FIAN hat in seiner Stellungnahme an die NKS deutlich gemacht, dass die Einstellung des Verfahrens zum damaligen Zeitpunkt nicht gerechtfertigt und für die Lösung des Falles sogar kontraproduktiv war. Zudem kann nicht von einer gründlichen Untersuchung des Falls durch die NKS gesprochen werden. Dafür hätte sich die NKS mindestens vor Ort ein Bild von der Lage machen müssen und dabei vor allem mit den von der Vertreibung betroffenen Gemeinden das Gespräch suchen müssen. Die 2011 getätigte Aufforderung der NKS an FIAN und die Vertriebenen, die Öffentlichkeitsarbeit einzustellen, war schon damals ein Skandal und wird dadurch nicht besser, dass Niebel diese Aufforderung wiederholt.
4. Niebel vertritt die Position, dass die Neumann Kaffee Gruppe keine menschenrechtliche Verantwortung trägt
Die UN-Leitprinzipien zu Wirtschaft und Menschenrechten betonen die menschenrechtliche Verantwortung von Unternehmen, Menschenrechte in allen ihrem Handeln zu respektieren. So hat die Neumann Kaffee Gruppe die Verantwortung, negative Auswirkungen ihres Handelns auf Menschenrechte zu vermeiden und in Zusammenhang mit ihren Aktivitäten oder Unterlassungen erfolgte Menschenrechtsverstöße wiedergutzumachen.

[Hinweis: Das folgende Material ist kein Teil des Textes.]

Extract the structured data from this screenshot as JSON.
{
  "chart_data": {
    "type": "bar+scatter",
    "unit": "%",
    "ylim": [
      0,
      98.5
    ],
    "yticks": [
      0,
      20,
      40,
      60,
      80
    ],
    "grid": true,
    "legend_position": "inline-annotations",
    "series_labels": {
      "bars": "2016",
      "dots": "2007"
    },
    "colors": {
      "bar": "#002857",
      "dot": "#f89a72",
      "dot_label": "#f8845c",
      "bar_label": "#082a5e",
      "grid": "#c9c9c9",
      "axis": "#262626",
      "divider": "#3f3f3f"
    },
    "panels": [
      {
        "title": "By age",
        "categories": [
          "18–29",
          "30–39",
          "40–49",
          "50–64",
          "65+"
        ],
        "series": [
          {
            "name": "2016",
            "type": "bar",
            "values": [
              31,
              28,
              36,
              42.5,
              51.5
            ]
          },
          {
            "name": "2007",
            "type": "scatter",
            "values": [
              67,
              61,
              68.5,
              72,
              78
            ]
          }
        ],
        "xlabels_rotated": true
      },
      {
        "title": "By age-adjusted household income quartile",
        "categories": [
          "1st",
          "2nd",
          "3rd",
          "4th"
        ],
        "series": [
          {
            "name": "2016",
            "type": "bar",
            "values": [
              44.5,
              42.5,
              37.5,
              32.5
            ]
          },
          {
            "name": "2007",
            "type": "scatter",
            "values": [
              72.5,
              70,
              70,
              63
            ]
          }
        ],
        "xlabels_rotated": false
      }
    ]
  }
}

Die Neumann Kaffee Gruppe war substantiell und (entgegen der Darstellung des Ministers) weit bevor sie das Land von der ugandischen Regierung übertragen bekommen hatte, in die Situation vor Ort involviert. Die Neumann Kaffee Gruppe hatte sich nach Analyse der örtlichen Gegebenheiten für den Aufbau der Kaweri-Plantage im Bezirk Mubende entschieden. Ihr war bekannt, dass das Land bewohnt war. Für das Zustandekommen der Investition forderte sie daher von der ugandischen Investitionsbehörde, dass das Land bei Übergabe unbewohnt und frei von Ansprüchen Dritter sein müsse, sowie dass alle rechtmäßigen BewohnerInnen entschädigt werden müssten. Diese drei Bedingungen, die von der Neumann Kaffee Gruppe für das Zustandekommen der Investition aufgestellt wurden, reichen für die Vermeidung von Menschenrechtsverletzungen aber nicht aus. Die Kaweri-Manager, die vorab von der Vertreibung erfahren hatten, hätten den ugandischen Regierungsvertretern deutlich machen müssen, dass das Unternehmen keine gewaltsame Vertreibung akzeptieren würde. Weiterhin hat das Unternehmen nach der Vertreibung zwar in eingeschränktem Rahmen Nothilfe geleistet, es hat aber durch seine Versuche, das Gerichtsverfahren zu stoppen und zu verzögern, auch eine Wiedergutmachung verzögert.